The recently published Word Happiness Report 2016 reported that the top five happiest counties in the world were Denmark, Switzerland, Iceland, Norway and Finland. It also reported that when taking continents as a whole, there was a difference between the happiness scores of individualistic and collectivist cultures. Individualistic cultures are typically Western cultures whose focus is on personal attainment and collectivist cultures are mainly Eastern cultures where the focus is on group and community goals.
The report found that North America, Australia and New Zealand were the most happy with a mean happiness score of 7.125 and Western Europe had a score of 6.575, while South East Asia had a mean score of 5.363 and East Asia’s score was 5.288. On the face of it, this suggests that people in individualistic cultures are happier than those in collectivist cultures. But is this really the case?
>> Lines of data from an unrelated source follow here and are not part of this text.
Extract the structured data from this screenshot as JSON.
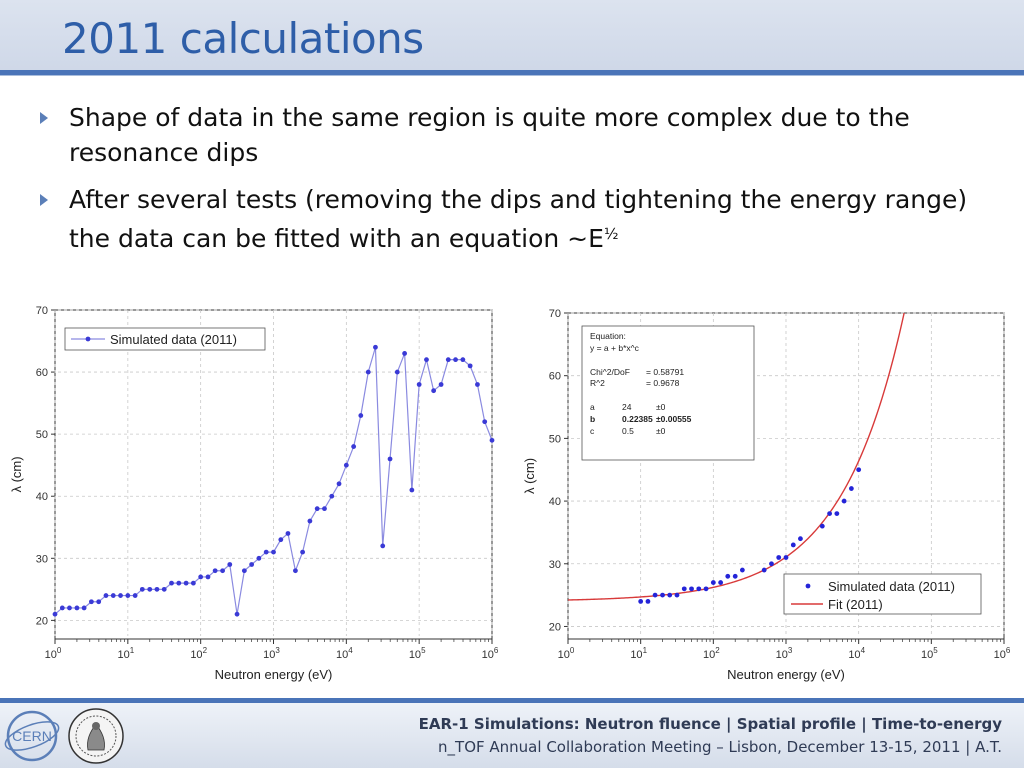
{
  "slide": {
    "title": "2011 calculations",
    "bullets": [
      "Shape of data in the same region is quite more complex due to the resonance dips",
      "After several tests (removing the dips and tightening the energy range) the data can be fitted with an equation ~E"
    ],
    "bullet2_sup": "½"
  },
  "footer": {
    "line1": "EAR-1 Simulations: Neutron fluence | Spatial profile | Time-to-energy",
    "line2": "n_TOF Annual Collaboration Meeting – Lisbon, December 13-15, 2011 | A.T.",
    "logo_cern": "CERN"
  },
  "chart_data": [
    {
      "type": "line",
      "xlabel": "Neutron energy (eV)",
      "ylabel": "λ (cm)",
      "xscale": "log",
      "xlim": [
        1,
        1000000
      ],
      "ylim": [
        17,
        70
      ],
      "yticks": [
        20,
        30,
        40,
        50,
        60,
        70
      ],
      "xtick_exponents": [
        "0",
        "1",
        "2",
        "3",
        "4",
        "5",
        "6"
      ],
      "xtick_base": "10",
      "legend": "top-left",
      "series": [
        {
          "name": "Simulated data (2011)",
          "color": "#3a3ad6",
          "line_color": "#8a8ae0",
          "x": [
            1,
            1.26,
            1.58,
            2,
            2.51,
            3.16,
            3.98,
            5.01,
            6.31,
            7.94,
            10,
            12.6,
            15.8,
            20,
            25.1,
            31.6,
            39.8,
            50.1,
            63.1,
            79.4,
            100,
            126,
            158,
            200,
            251,
            316,
            398,
            501,
            631,
            794,
            1000,
            1260,
            1580,
            2000,
            2510,
            3160,
            3980,
            5010,
            6310,
            7940,
            10000,
            12600,
            15800,
            20000,
            25100,
            31600,
            39800,
            50100,
            63100,
            79400,
            100000,
            126000,
            158000,
            200000,
            251000,
            316000,
            398000,
            501000,
            631000,
            794000,
            1000000
          ],
          "y": [
            21,
            22,
            22,
            22,
            22,
            23,
            23,
            24,
            24,
            24,
            24,
            24,
            25,
            25,
            25,
            25,
            26,
            26,
            26,
            26,
            27,
            27,
            28,
            28,
            29,
            21,
            28,
            29,
            30,
            31,
            31,
            33,
            34,
            28,
            31,
            36,
            38,
            38,
            40,
            42,
            45,
            48,
            53,
            60,
            64,
            32,
            46,
            60,
            63,
            41,
            58,
            62,
            57,
            58,
            62,
            62,
            62,
            61,
            58,
            52,
            49
          ]
        }
      ]
    },
    {
      "type": "scatter",
      "xlabel": "Neutron energy (eV)",
      "ylabel": "λ (cm)",
      "xscale": "log",
      "xlim": [
        1,
        1000000
      ],
      "ylim": [
        18,
        70
      ],
      "yticks": [
        20,
        30,
        40,
        50,
        60,
        70
      ],
      "xtick_exponents": [
        "0",
        "1",
        "2",
        "3",
        "4",
        "5",
        "6"
      ],
      "xtick_base": "10",
      "legend": "bottom-right",
      "fit_box": {
        "lines": [
          {
            "label": "Equation:"
          },
          {
            "label": "y = a + b*x^c"
          },
          {
            "label": ""
          },
          {
            "label": "Chi^2/DoF",
            "value": "= 0.58791"
          },
          {
            "label": "R^2",
            "value": "=  0.9678"
          },
          {
            "label": ""
          },
          {
            "label": "a",
            "value": "24",
            "err": "±0"
          },
          {
            "label": "b",
            "value": "0.22385",
            "err": "±0.00555",
            "bold": true
          },
          {
            "label": "c",
            "value": "0.5",
            "err": "±0"
          }
        ]
      },
      "series": [
        {
          "name": "Simulated data (2011)",
          "color": "#2424d8",
          "x": [
            10,
            12.6,
            15.8,
            20,
            25.1,
            31.6,
            39.8,
            50.1,
            63.1,
            79.4,
            100,
            126,
            158,
            200,
            251,
            501,
            631,
            794,
            1000,
            1260,
            1580,
            3160,
            3980,
            5010,
            6310,
            7940,
            10000
          ],
          "y": [
            24,
            24,
            25,
            25,
            25,
            25,
            26,
            26,
            26,
            26,
            27,
            27,
            28,
            28,
            29,
            29,
            30,
            31,
            31,
            33,
            34,
            36,
            38,
            38,
            40,
            42,
            45
          ]
        },
        {
          "name": "Fit (2011)",
          "color": "#d83a3a",
          "fit": {
            "a": 24,
            "b": 0.22385,
            "c": 0.5
          }
        }
      ]
    }
  ]
}
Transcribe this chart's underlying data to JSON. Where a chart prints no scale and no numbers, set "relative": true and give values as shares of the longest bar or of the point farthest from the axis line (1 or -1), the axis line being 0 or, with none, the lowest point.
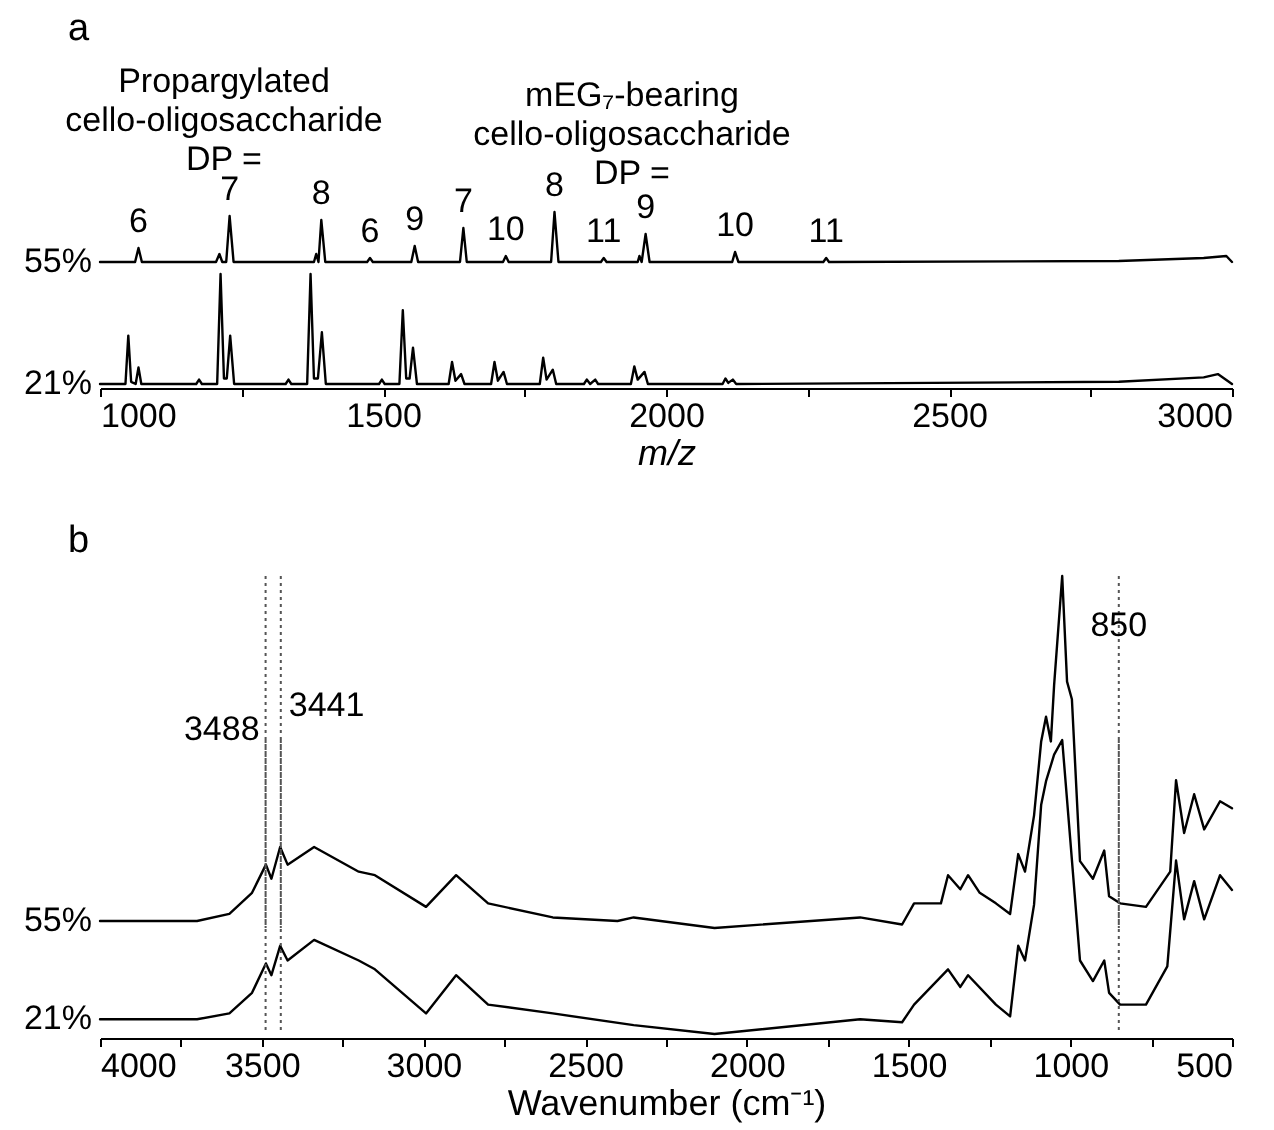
{
  "chart_data": [
    {
      "type": "line",
      "title": "a",
      "relative": true,
      "xlim": [
        1000,
        3000
      ],
      "annotations": [
        "Propargylated\ncello-oligosaccharide\nDP =",
        "mEG₇-bearing\ncello-oligosaccharide\nDP =",
        {
          "text": "6",
          "x": 1068,
          "y": 0.28
        },
        {
          "text": "7",
          "x": 1229,
          "y": 0.92
        },
        {
          "text": "8",
          "x": 1391,
          "y": 0.84
        },
        {
          "text": "6",
          "x": 1477,
          "y": 0.08
        },
        {
          "text": "9",
          "x": 1556,
          "y": 0.32
        },
        {
          "text": "7",
          "x": 1642,
          "y": 0.68
        },
        {
          "text": "10",
          "x": 1717,
          "y": 0.12
        },
        {
          "text": "8",
          "x": 1803,
          "y": 1
        },
        {
          "text": "11",
          "x": 1890,
          "y": 0.08
        },
        {
          "text": "9",
          "x": 1964,
          "y": 0.56
        },
        {
          "text": "10",
          "x": 2122,
          "y": 0.2
        },
        {
          "text": "11",
          "x": 2283,
          "y": 0.08
        }
      ],
      "x": [
        1000,
        1062,
        1068,
        1074,
        1205,
        1211,
        1216,
        1223,
        1229,
        1236,
        1378,
        1382,
        1386,
        1391,
        1398,
        1472,
        1477,
        1482,
        1550,
        1556,
        1562,
        1636,
        1642,
        1648,
        1712,
        1717,
        1722,
        1797,
        1803,
        1810,
        1885,
        1890,
        1895,
        1950,
        1953,
        1957,
        1964,
        1971,
        2117,
        2122,
        2128,
        2278,
        2283,
        2288,
        2800,
        2950,
        2990,
        3000
      ],
      "series": [
        {
          "name": "55%",
          "color": "#000000",
          "values": [
            0,
            0,
            0.28,
            0,
            0,
            0.16,
            0,
            0,
            0.92,
            0,
            0,
            0.16,
            0,
            0.84,
            0,
            0,
            0.08,
            0,
            0,
            0.32,
            0,
            0,
            0.68,
            0,
            0,
            0.12,
            0,
            0,
            1,
            0,
            0,
            0.08,
            0,
            0,
            0.12,
            0,
            0.56,
            0,
            0,
            0.2,
            0,
            0,
            0.08,
            0,
            0.02,
            0.08,
            0.12,
            0
          ]
        }
      ]
    },
    {
      "type": "line",
      "relative": true,
      "xlim": [
        1000,
        3000
      ],
      "xlabel": "m/z",
      "xticks": [
        1000,
        {
          "value": 1250,
          "label": null
        },
        1500,
        {
          "value": 1750,
          "label": null
        },
        2000,
        {
          "value": 2250,
          "label": null
        },
        2500,
        {
          "value": 2750,
          "label": null
        },
        3000
      ],
      "x": [
        1000,
        1045,
        1050,
        1055,
        1063,
        1068,
        1073,
        1170,
        1175,
        1180,
        1207,
        1213,
        1219,
        1224,
        1230,
        1237,
        1328,
        1333,
        1338,
        1366,
        1372,
        1378,
        1385,
        1392,
        1399,
        1493,
        1498,
        1503,
        1529,
        1535,
        1541,
        1547,
        1553,
        1560,
        1616,
        1622,
        1628,
        1638,
        1644,
        1691,
        1697,
        1703,
        1713,
        1719,
        1777,
        1783,
        1789,
        1800,
        1806,
        1855,
        1860,
        1866,
        1875,
        1880,
        1938,
        1944,
        1950,
        1962,
        1968,
        2100,
        2105,
        2110,
        2118,
        2124,
        2800,
        2950,
        2975,
        3000
      ],
      "series": [
        {
          "name": "21%",
          "color": "#000000",
          "values": [
            0,
            0,
            0.44,
            0.02,
            0,
            0.15,
            0,
            0,
            0.04,
            0,
            0,
            1,
            0.05,
            0.05,
            0.44,
            0,
            0,
            0.04,
            0,
            0,
            1,
            0.05,
            0.05,
            0.47,
            0,
            0,
            0.04,
            0,
            0,
            0.67,
            0.05,
            0.05,
            0.33,
            0,
            0,
            0.2,
            0.03,
            0.09,
            0,
            0,
            0.2,
            0.03,
            0.11,
            0,
            0,
            0.24,
            0.04,
            0.13,
            0,
            0,
            0.04,
            0,
            0.04,
            0,
            0,
            0.16,
            0.04,
            0.11,
            0,
            0,
            0.05,
            0.01,
            0.04,
            0,
            0.02,
            0.06,
            0.09,
            0
          ]
        }
      ]
    },
    {
      "type": "line",
      "title": "b",
      "relative": true,
      "xlim": [
        4000,
        500
      ],
      "ref_lines": [
        {
          "axis": "x",
          "value": 3488,
          "label": "3488",
          "color": "#555555",
          "line_style": "dotted"
        },
        {
          "axis": "x",
          "value": 3441,
          "label": "3441",
          "color": "#555555",
          "line_style": "dotted"
        },
        {
          "axis": "x",
          "value": 850,
          "label": "850",
          "color": "#555555",
          "line_style": "dotted"
        }
      ],
      "x": [
        4000,
        3700,
        3600,
        3530,
        3487,
        3470,
        3443,
        3420,
        3338,
        3200,
        3150,
        2992,
        2899,
        2800,
        2600,
        2400,
        2350,
        2100,
        1650,
        1520,
        1483,
        1400,
        1378,
        1340,
        1316,
        1280,
        1230,
        1186,
        1161,
        1140,
        1112,
        1090,
        1075,
        1060,
        1050,
        1025,
        1010,
        995,
        970,
        930,
        895,
        880,
        846,
        766,
        691,
        673,
        648,
        617,
        586,
        537,
        500
      ],
      "series": [
        {
          "name": "55%",
          "color": "#000000",
          "values": [
            0.02,
            0.02,
            0.04,
            0.1,
            0.18,
            0.14,
            0.23,
            0.18,
            0.23,
            0.16,
            0.15,
            0.06,
            0.15,
            0.07,
            0.03,
            0.02,
            0.03,
            0,
            0.03,
            0.01,
            0.07,
            0.07,
            0.15,
            0.11,
            0.15,
            0.1,
            0.07,
            0.04,
            0.21,
            0.16,
            0.32,
            0.53,
            0.6,
            0.53,
            0.69,
            1,
            0.7,
            0.65,
            0.19,
            0.14,
            0.22,
            0.09,
            0.07,
            0.06,
            0.16,
            0.42,
            0.27,
            0.38,
            0.28,
            0.36,
            0.34
          ]
        }
      ]
    },
    {
      "type": "line",
      "relative": true,
      "xlim": [
        4000,
        500
      ],
      "xlabel": "Wavenumber (cm⁻¹)",
      "xticks": [
        4000,
        {
          "value": 3750,
          "label": null
        },
        3500,
        {
          "value": 3250,
          "label": null
        },
        3000,
        {
          "value": 2750,
          "label": null
        },
        2500,
        {
          "value": 2250,
          "label": null
        },
        2000,
        {
          "value": 1750,
          "label": null
        },
        1500,
        {
          "value": 1250,
          "label": null
        },
        1000,
        {
          "value": 750,
          "label": null
        },
        500
      ],
      "ref_lines": [
        {
          "axis": "x",
          "value": 3488,
          "label": null,
          "color": "#555555",
          "line_style": "dotted"
        },
        {
          "axis": "x",
          "value": 3441,
          "label": null,
          "color": "#555555",
          "line_style": "dotted"
        },
        {
          "axis": "x",
          "value": 850,
          "label": null,
          "color": "#555555",
          "line_style": "dotted"
        }
      ],
      "x": [
        4000,
        3700,
        3600,
        3530,
        3487,
        3470,
        3443,
        3420,
        3338,
        3200,
        3150,
        2992,
        2899,
        2800,
        2600,
        2350,
        2100,
        1650,
        1520,
        1483,
        1378,
        1340,
        1316,
        1230,
        1186,
        1161,
        1140,
        1112,
        1090,
        1075,
        1050,
        1025,
        1000,
        970,
        930,
        895,
        880,
        846,
        766,
        700,
        673,
        648,
        617,
        586,
        537,
        500
      ],
      "series": [
        {
          "name": "21%",
          "color": "#000000",
          "values": [
            0.05,
            0.05,
            0.07,
            0.14,
            0.24,
            0.2,
            0.3,
            0.25,
            0.32,
            0.25,
            0.22,
            0.07,
            0.2,
            0.1,
            0.07,
            0.03,
            0,
            0.05,
            0.04,
            0.1,
            0.22,
            0.16,
            0.2,
            0.1,
            0.06,
            0.3,
            0.25,
            0.44,
            0.78,
            0.86,
            0.95,
            1,
            0.66,
            0.25,
            0.18,
            0.25,
            0.14,
            0.1,
            0.1,
            0.23,
            0.59,
            0.39,
            0.52,
            0.39,
            0.54,
            0.49
          ]
        }
      ]
    }
  ]
}
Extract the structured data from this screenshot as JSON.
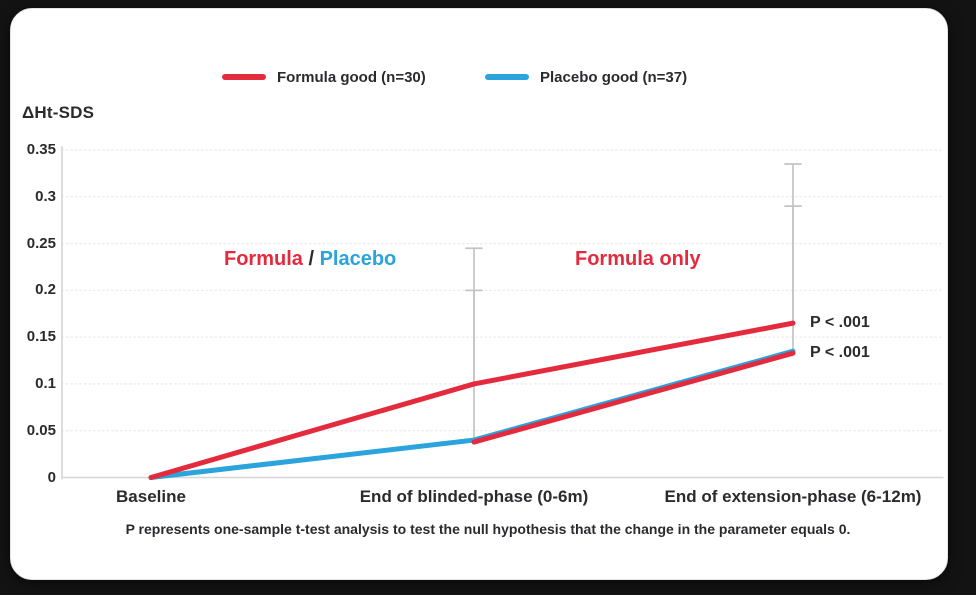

Personal pursuit of happiness
In individualistic cultures happiness is often viewed as a personal pursuit that the individual should follow. Each person has a right to happiness and it is up to them to follow this. Of course there is a dark side to this, it implies that if you are not happy it is no one’s fault but your own.
Contrastingly in collectivist cultures, happiness is associated with social bonds and social responsibility. Happiness is a shared concept not a personal one. Personal emotions of joy and bliss are not focused on, instead the focus is on the person’s role in the community.
Different types of happiness
Broadly speaking it can be argued that this distinction mirrors the difference between hedonic and eudaimonic well-being. With hedonic well-being focusing on increasing personal pleasure and decreasing personal pain and eudaimonic well-being focusings on growth and fulfilling life’s purpose.
So why are some of the most effective methods for improving levels of happiness ones that focus on developing social bonds and connections? Aren’t these associated with the priorities of those ‘less happy’ countries? Why do they work?
Social happiness revisted
Activities such as volunteering, building relationships and random acts of kindness all encourage us to look outside of ourselves and focus on others. Doing something for others, not in order to gain anything in return, has been shown to increase happiness. Research from Exeter University has found that volunteering has been shown to not only improve happiness but to help improve mental health. Similarly in a study of resilience following economic downturn John Helliwell, from the University of British Columbia in Canada suggested that simultaneously doing things with others and for others adds to a sense of well-being. The ‘with others’ relates to the social connections that are formed when working to achieve a common goal. The ‘for others’ can be viewed as fulfilling a sense of purpose and making a social contribution which is part of eudaimonic well-being.
While there may be many reasons to explain why collectivist cultures have lower happiness scores than many individualistic cultures, we have a lot to learn to by focusing on the similarities between the cultures; people in both cultures thrive when given social responsibility. Traditional communities in the West have broken down in the last couple of generations and fortunately the West is now rediscovering the beauty of building bonds and personally contributing to society. What may have once happened naturally and universally, may now require conscious effort and fortunately more and more people understand and practice this.
Helliwell, J.F., Huang, H. & Wang, S. (2013) Social Capital and Well-Being in Times of Crisis. Journal of Happiness Studies, DOI:10.1007/s10902-013-9441-z
Jenkinson, C.E., Dickens, A.P., Jones, K., Thompson-Coon, J., Taylor, R.S., Rogers, M., Bambra, C.L. Lang, I. & Richards, S.H. (2013). Is volunteering a public health intervention? A systematic review and meta-analysis of the health and survival of volunteers. BMC Public Health, 13, article no 773. DOI: 10.1186/1471-2458-13-773
Luo Lu, L. & Gilmour, R. (2004). Culture and conceptions of happiness: individual oriented and social oriented swb. Journal of Happiness Studies, 5,3, 269-291.
Sachs, J., Becchetti, L., & Annett, A. (2016). World Happiness Report 2016, Special Rome Edition (Vol. II). New York: Sustainable Development Solutions Network.